The agent picks one action per call (28 total), grouped by area:

  • Messagingsend_message (channel + text/blocks, optional thread reply), update_message (channel, ts), delete_message (channel, ts).
  • Reactionsadd_reaction / remove_reaction (channel, timestamp, name), get_reactions (channel, timestamp).
  • Channels (read)list_channels, get_channel, read_history, read_thread (channel, ts), join_channel.
  • Channels (manage)create_channel (name), archive_channel, rename_channel (channel, name), set_channel_topic, set_channel_purpose, invite_to_channel (channel, users).
  • DMsopen_dm (users) → returns a DM channel id to send_message to.
  • Userslist_users, get_user, get_user_profile, lookup_user_by_email (email).
  • Filesupload_file (filename + content|file_url), list_files, get_file_info, delete_file.
  • Workspaceget_team_info, list_emoji.

Field reference

  • channel — a channel ID like C0123ABCD, or a DM channel ID D0123… (from list_channels / open_dm). To message a person, use their user ID or open a DM first.
  • user / users — a user ID like U0123ABCD (from list_users); users is comma-separated (invite / DM).
  • ts — a message's timestamp ID (e.g. 1700000000.123456) — the message to edit/delete, or a thread parent. Returned as ts when you post.
  • name — for reactions, the emoji name without colons (e.g. white_check_mark); for create/rename, the channel name (lowercase, hyphens, no spaces).
  • text / blocks / thread_ts — message text (Slack mrkdwn: *bold*, <url|label>, <@U123>); optional Block Kit layout; reply in a thread by passing the parent's timestamp.
  • Channel managementtopic / purpose (≤250 chars), is_private (create a private channel).
  • Uploadfilename, content (inline text) or file_url (public https to fetch), title, initial_comment.
  • Paginglimit / cursor (next-page cursor from response_metadata.next_cursor), and oldest / latest / inclusive for history windows.

Common recipes

  • Post an alertsend_message to #channel (the bot can post to any public channel without joining).
  • Escalate in a threadsend_message with thread_ts set to the parent message.
  • DM a useropen_dmsend_message to the returned DM channel id.
  • Share a file/reportupload_file with content or file_url and an initial_comment.
  • Read recent messages for contextread_history (the bot must be in the channel).
  • Spin up a project channelcreate_channelinvite_to_channel with the team's user ids.

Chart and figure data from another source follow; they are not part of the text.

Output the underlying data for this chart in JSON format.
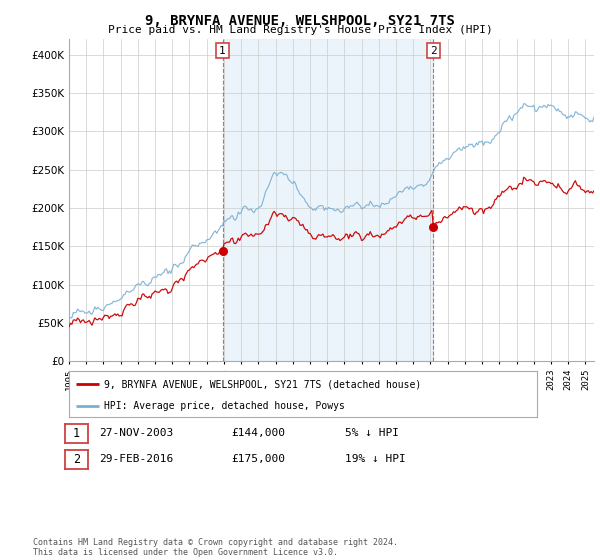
{
  "title": "9, BRYNFA AVENUE, WELSHPOOL, SY21 7TS",
  "subtitle": "Price paid vs. HM Land Registry's House Price Index (HPI)",
  "legend_line1": "9, BRYNFA AVENUE, WELSHPOOL, SY21 7TS (detached house)",
  "legend_line2": "HPI: Average price, detached house, Powys",
  "transaction1_label": "1",
  "transaction1_date": "27-NOV-2003",
  "transaction1_price": "£144,000",
  "transaction1_hpi": "5% ↓ HPI",
  "transaction2_label": "2",
  "transaction2_date": "29-FEB-2016",
  "transaction2_price": "£175,000",
  "transaction2_hpi": "19% ↓ HPI",
  "footer": "Contains HM Land Registry data © Crown copyright and database right 2024.\nThis data is licensed under the Open Government Licence v3.0.",
  "red_color": "#cc0000",
  "blue_color": "#7ab0d4",
  "blue_fill": "#ddeef7",
  "vline_color": "#cc4444",
  "background_color": "#ffffff",
  "grid_color": "#cccccc",
  "ylim": [
    0,
    420000
  ],
  "yticks": [
    0,
    50000,
    100000,
    150000,
    200000,
    250000,
    300000,
    350000,
    400000
  ],
  "transaction1_x": 2003.92,
  "transaction1_y": 144000,
  "transaction2_x": 2016.17,
  "transaction2_y": 175000,
  "xmin": 1995.0,
  "xmax": 2025.5
}
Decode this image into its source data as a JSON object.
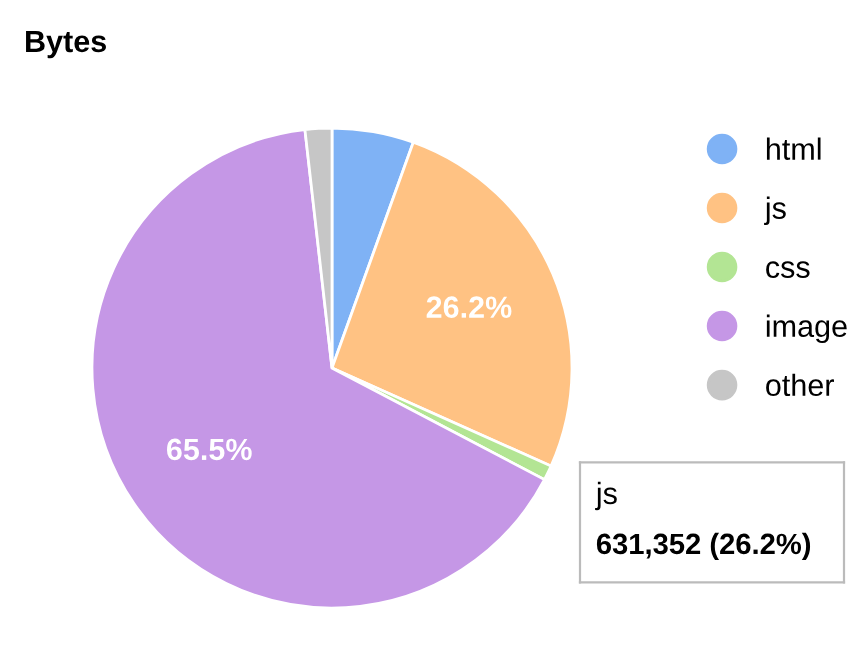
{
  "chart_data": {
    "type": "pie",
    "title": "Bytes",
    "categories": [
      "html",
      "js",
      "css",
      "image",
      "other"
    ],
    "values": [
      5.5,
      26.2,
      1.0,
      65.5,
      1.8
    ],
    "colors": [
      "#7fb2f5",
      "#ffc283",
      "#b3e594",
      "#c597e6",
      "#c6c6c6"
    ],
    "value_labels": [
      null,
      "26.2%",
      null,
      "65.5%",
      null
    ],
    "legend": "right",
    "annotations": [
      "js",
      "631,352 (26.2%)"
    ]
  }
}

Permissions & troubleshooting

Post anywhere, read where invited: chat:write.public lets the bot post to any public channel without joining, but reading history and reacting require the bot to be in the channel — it can join_channel first (if channels:join is granted) or be invited with /invite @YourBot. Private channels always need an explicit invite. Channels can be archived, not deleted (Slack has no delete-channel API).

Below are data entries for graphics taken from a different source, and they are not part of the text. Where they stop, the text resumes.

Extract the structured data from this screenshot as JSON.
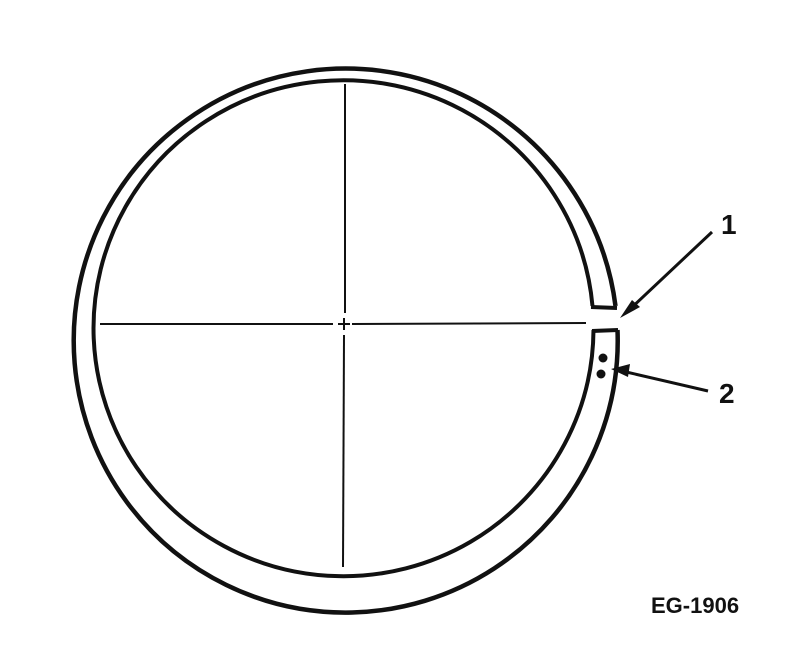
{
  "callouts": [
    {
      "label": "1"
    },
    {
      "label": "2"
    }
  ],
  "figure_code": "EG-1906",
  "colors": {
    "ink": "#111111",
    "background": "#ffffff"
  }
}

Slack returns HTTP 200 even on failure; the tool detects {"ok":false} and surfaces the Slack error code (in trace/debug panels):

  • not_in_channel → the bot isn't a member; join or invite it.
  • missing_scope (needs scope: …) → add the scope in OAuth & Permissions, then reinstall.
  • channel_not_found / users_not_found / message_not_found → wrong ID; fetch it from list_channels / list_users first.
  • cant_update_message / cant_delete_message → the bot didn't author that message.
  • rate_limited → Slack throttling; retry later.

Classification & lifecycle

This is a read and write tool, and it can delete messages/files and archive channels. If you run it on an autonomous bot, set its safety classification to match. It's post-call-hook eligible (runs outside the LLM turn) — e.g. post a recap or escalate to a channel after a call.